Exclusive | Pakistan All at Sea as Chinese Shipping Firm COSCO Stops Container Deliveries
Exclusive | Pakistan All at Sea as Chinese Shipping Firm COSCO Stops Container Deliveries
The company has demanded advance payment for deliveries. Pakistan's market gurus are clamouring for the cash-strapped government to allow manufacturing materials stuck at Karachi port into the country, warning that a failure to lift a ban on imports will leave millions jobless

China’s state-owned major shipping company COSCO has suspended Pakistan’s container deliveries without advance payment. The firm has also decided to collect the various local charges and taxes to be paid in Pakistan first.

Market traders in Karachi confirmed this, saying China is refusing orders from Pakistan and demanding “full payments in advance”.

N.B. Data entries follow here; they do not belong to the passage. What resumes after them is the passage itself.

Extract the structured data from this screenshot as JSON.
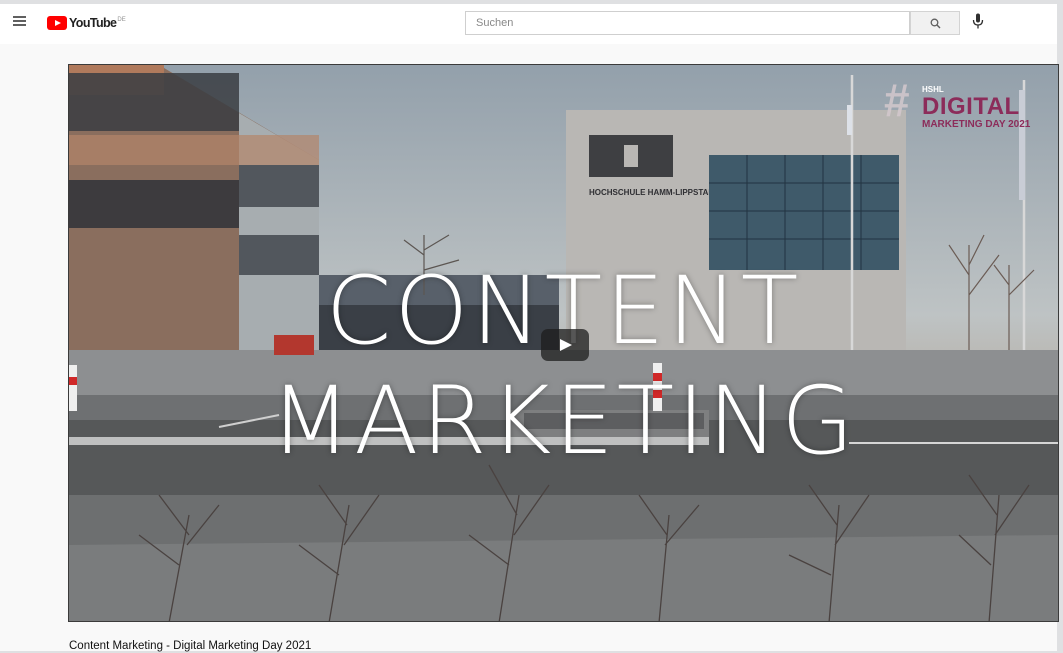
{
  "header": {
    "logo_text": "YouTube",
    "country_code": "DE",
    "search_placeholder": "Suchen"
  },
  "video": {
    "overlay_title": "CONTENT MARKETING",
    "brand": {
      "hash": "#",
      "org": "HSHL",
      "word": "DIGITAL",
      "subtitle": "MARKETING DAY 2021"
    },
    "building_sign": "HOCHSCHULE HAMM-LIPPSTADT",
    "title": "Content Marketing - Digital Marketing Day 2021"
  },
  "colors": {
    "youtube_red": "#ff0000",
    "brand_magenta": "#8c2c5a"
  }
}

They said that the State Bank of Pakistan is not allowing Letters of Credit (LCs) and more than 11,000 import payment cases and orders are Pending with the SBP.

The traders said that Chinese companies are saying there is a dollar crisis in Pakistan, and the container rent and surcharges have to be paid first.

Pakistan’s market gurus are clamouring for the cash-strapped government to allow manufacturing materials stuck at Karachi port into the country, warning that a failure to lift a ban on imports will leave millions jobless.

Alongside a shortage of raw materials, soaring inflation, rising fuel costs, and a plummeting currency have battered manufacturing industries.

According to experts, COSCO has a share of 15 to 20 per cent of the Pakistani shipping market. If the issue is not resolved immediately, the market will collapse, they said.

The latest data from SBP said foreign exchange reserves had plunged to just $2.9 billion — enough for less than 10-15 days of imports.